Let's face it: campaign modes in modern shooters are dying. But why would studios avoid the opportunity to flex their creative muscles and tell a riveting singleplayer story? Well, it's pretty expensive to make campaign modes, and coupled with the fact that most people just play multiplayer anyway, studios are moving towards MP-only releases.
According to FPS guru Cliff Bleszinski, the push away from singleplayer is simple: "campaigns cost the most money." But how much money does it cost to make a campaign? Sometimes more than half of the entire budget. "[Campaigns] usually cost 75% of the budget," Cliffy B said in a recent interview with PC Gamer. "And you burn through the campaign in a weekend, and then [players] go to multiplayer."

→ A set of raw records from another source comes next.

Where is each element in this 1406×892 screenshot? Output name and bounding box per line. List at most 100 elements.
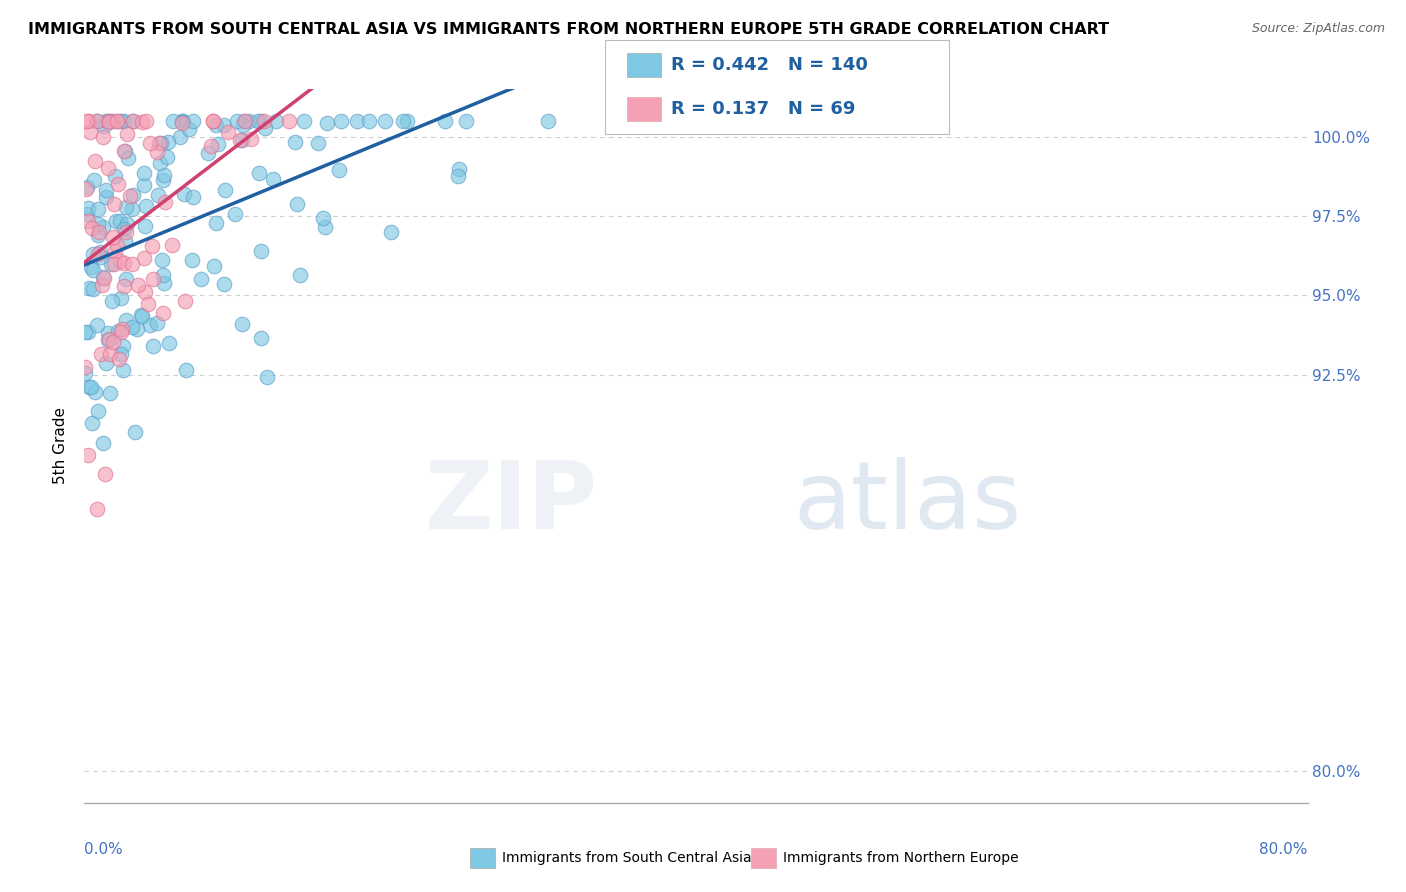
Point: [156, 150, 179, 164]
Point: [312, 211, 335, 225]
Point: [132, 166, 155, 180]
Point: [91, 130, 114, 145]
Point: [134, 285, 156, 299]
Point: [180, 252, 202, 267]
Point: [284, 135, 307, 149]
Point: [307, 136, 329, 151]
Point: [91, 220, 114, 235]
Point: [170, 116, 193, 130]
Point: [80, 380, 103, 394]
Point: [105, 214, 128, 228]
Point: [84, 385, 107, 400]
Point: [170, 114, 193, 128]
Point: [90, 278, 112, 293]
Point: [537, 114, 560, 128]
Point: [97, 326, 120, 340]
Point: [131, 115, 153, 129]
Point: [447, 169, 470, 183]
Text: atlas: atlas: [794, 457, 1022, 549]
Point: [148, 136, 170, 150]
Point: [314, 220, 336, 235]
Point: [93, 467, 115, 481]
Point: [146, 316, 169, 330]
Point: [152, 173, 174, 187]
Point: [157, 335, 180, 350]
Point: [217, 125, 239, 139]
Point: [97, 333, 120, 347]
Point: [277, 114, 299, 128]
Point: [169, 130, 191, 145]
Point: [96, 183, 118, 197]
Point: [77, 214, 100, 228]
Point: [197, 145, 219, 160]
Point: [87, 217, 110, 231]
Point: [228, 133, 250, 147]
Point: [232, 118, 254, 132]
Point: [122, 187, 145, 202]
Point: [142, 339, 165, 353]
Point: [114, 145, 136, 159]
Point: [101, 230, 124, 244]
Point: [75, 325, 97, 339]
Point: [93, 120, 115, 134]
Point: [103, 196, 125, 211]
Point: [77, 326, 100, 340]
Point: [174, 363, 197, 377]
Point: [94, 190, 117, 204]
Text: 0.0%: 0.0%: [84, 842, 124, 856]
Point: [135, 114, 157, 128]
Point: [127, 278, 149, 293]
Point: [233, 114, 256, 128]
Point: [80, 416, 103, 430]
Point: [174, 294, 197, 309]
Point: [135, 199, 157, 213]
Point: [181, 189, 204, 203]
Point: [449, 161, 471, 176]
Point: [346, 114, 368, 128]
Point: [86, 318, 108, 333]
Point: [97, 114, 120, 128]
Point: [94, 114, 117, 128]
Point: [288, 268, 311, 282]
Point: [190, 272, 212, 286]
Point: [152, 169, 174, 183]
Point: [145, 145, 167, 159]
Point: [149, 156, 172, 170]
Point: [202, 260, 225, 274]
Point: [98, 114, 121, 128]
Point: [77, 448, 100, 462]
Point: [250, 114, 273, 128]
Point: [136, 297, 159, 311]
Point: [152, 268, 174, 282]
Point: [139, 136, 162, 150]
Point: [292, 114, 315, 128]
Point: [264, 114, 287, 128]
Point: [121, 320, 143, 334]
Point: [149, 136, 172, 151]
Point: [112, 144, 135, 158]
Point: [233, 114, 256, 128]
Point: [157, 135, 180, 149]
Point: [231, 318, 253, 332]
Point: [117, 217, 139, 231]
Point: [103, 258, 125, 272]
Point: [105, 114, 128, 128]
Point: [98, 347, 121, 361]
Point: [110, 291, 132, 305]
Point: [131, 310, 153, 324]
Point: [79, 281, 101, 295]
Point: [173, 186, 195, 201]
Point: [212, 118, 235, 132]
Point: [256, 369, 278, 384]
Point: [330, 114, 353, 128]
Point: [112, 278, 135, 293]
Point: [249, 244, 271, 258]
Text: Source: ZipAtlas.com: Source: ZipAtlas.com: [1251, 22, 1385, 36]
Point: [82, 247, 104, 261]
Point: [115, 127, 138, 141]
Point: [79, 125, 101, 139]
Point: [112, 256, 135, 270]
Point: [79, 379, 101, 393]
Point: [214, 277, 236, 292]
Point: [121, 202, 143, 216]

Cliffy B makes a good point, even if it is disappointing for campaign-lovers like myself. At the same time, however, there's a reason most people skip the campaign: they just don't care about it and want to get in on the action right away. What if devs put more effort into making the campaigns last longer? That would likely cost even more, so it's not bound to happen, but we know that the standard three-act story arc is antiquated in our age of constantly-evolving digital consumption.
Are traditional singleplayer campaigns just doomed in the future FPS market? In their current state, I think so. It's up to devs and publishers to find a new direction for their experiences, but that takes effort and money, so it may just fizzle out. We might even see two variants of FPS games in the future: a cheaper multiplayer-only version, and the regularly-priced flavor with both MP and SP modes.
On the flip side, if the campaign is cut out entirely, that means 100% of the budget is applied the multiplayer, improving the odds of a better-quality experience.
In any case, I for one would like to see singleplayer stay its course. I definitely understand that multiplayer is the bread and butter for powerhouse franchises like Call of Duty and Battlefield, but it's still nice to ride along for a futuristic story or two.